Saturday, March 29, 2008

How does hardware evolution affect progamming language design?

I've recently watched the interesting webcast Programming Language Design and Analysis Motivated by Hardware Evolution by Professor Alan Mycroft (Webcast's link is accessible only from within the IBM Intranet). Ahead are a few keynotes I've kept.

Not everything is kept linear
As chip designers continue to scale down chips and transistors, they begin hitting design walls. Some of these walls are related to the fact that as the transistors` physical size is scaled down, some other properties of the chip do not scale linearly as well. This simplest example of this are dimensions, consider length Vs surface area: reducing a square side to 50% of its original size, will causes the square surface space to reduced by 75%, not a linear change. Different electricity characteristics might change at different rates than the rate in which length is changed.

pl.gif

Where is my 12Ghz CPU?
Moore's law, which predicts the doubling of transistors quantity on a chip every ~18 months is still in effect, sadly, this doesn't translate into clock speed. Although that, when transistors are miniaturized the distances within the chip reduces as well, and this should mean an increase in speed, but, due to heat dispersion problems (not all dimensions shrink at the same rate, generated heat is one of them, remember?) chip designers are forced to reduce the voltage in which the chip components operate. Therefore no clock speed gain.
This enables us, however, to squeeze in more cores into that optimal one cm^2 silicon pad. Hence, the multi-core technological path that the industry had resorted to in the last couple of years.

Quad core

There's always a trade-off
As the voltage in which the chip operates drops, chip designers are starting to face computation inaccuracy problems. How could we live in peace with these imprecision? the professor ponders, do we must insist on absolute accuracy? Consider the task of rendering video, do we really care about the correctness of each pixel on each of the frames, probably not, just remember those old analog VCR and audio cassettes, they were highly inaccurate and still were able to deliver the goods. We might decide to compromise on accuracy, some of the time, in order to benefit on speed, just another type of trade-off. Programming language designers should assist chip designers by developing programming languages that are able to operate in a world of non absolute certainty.
Also think about the build-in error correction mechanisms put in to network protocol stacks.

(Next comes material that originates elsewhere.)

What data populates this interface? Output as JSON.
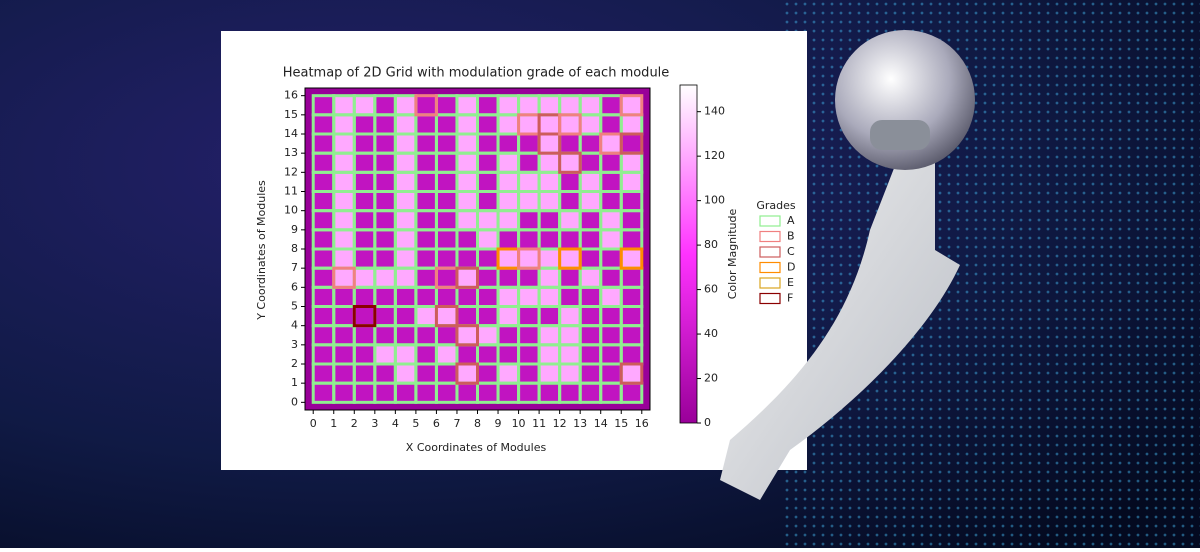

Better on one world, worse on the other
A major problem with multi-core chips processing, is that although inter-cores communication enjoy a high bandwidth (2.5GB/s), it is stained by a high latency (~75 clock cycles) .
Another problem is that programs are written based on a shared memory model, in which all cores must coordinate when accessing the shared main memory, core's caches must also be refreshed quite often. While this doesn't seems a major problem for dual or quad cores, think on how this heavily limits performance on a, not so futuristic anymore, 128 cores chip.
Trying to refrain from shared main memory access might turn the table on some of the disciplines we got accustomed to think of as obvious. For example, when you code a parametrized function you declare how parameters are passed; either by reference, or by value. Declaring this during coding time (rather then deciding this during runtime) can be regarded as "early-binding". From a performance perspective, everybody knows that passing by reference is, almost always, faster than passing by value (assuming you don't intend on changing the passed value). This preferred way of action might not hold true on a multi-core system that will have to incur an expensive overhead when it access the data which the reference point to in the shared main memory, no such price has to be paid if the parameter is past by value. One way in which future programming languages might deal with this is to allow for late-binding of the parameters passing method. When running on a chip with only a few cores, a pass by reference will occur, just as, when running on a cores enriched chip a pass by value will be selected. This is true when the pass by reference/value makes no difference to the program logic (no changes to the parameter's data are visible to the method caller, nor the parameter data is accessed concurrently), and therefore both could be used interchangeably.
Future languages will need to support this "late-binding" feature and others like it.

Summing up
It will be interesting to keep follow of these hardware to software trends of mutual influences.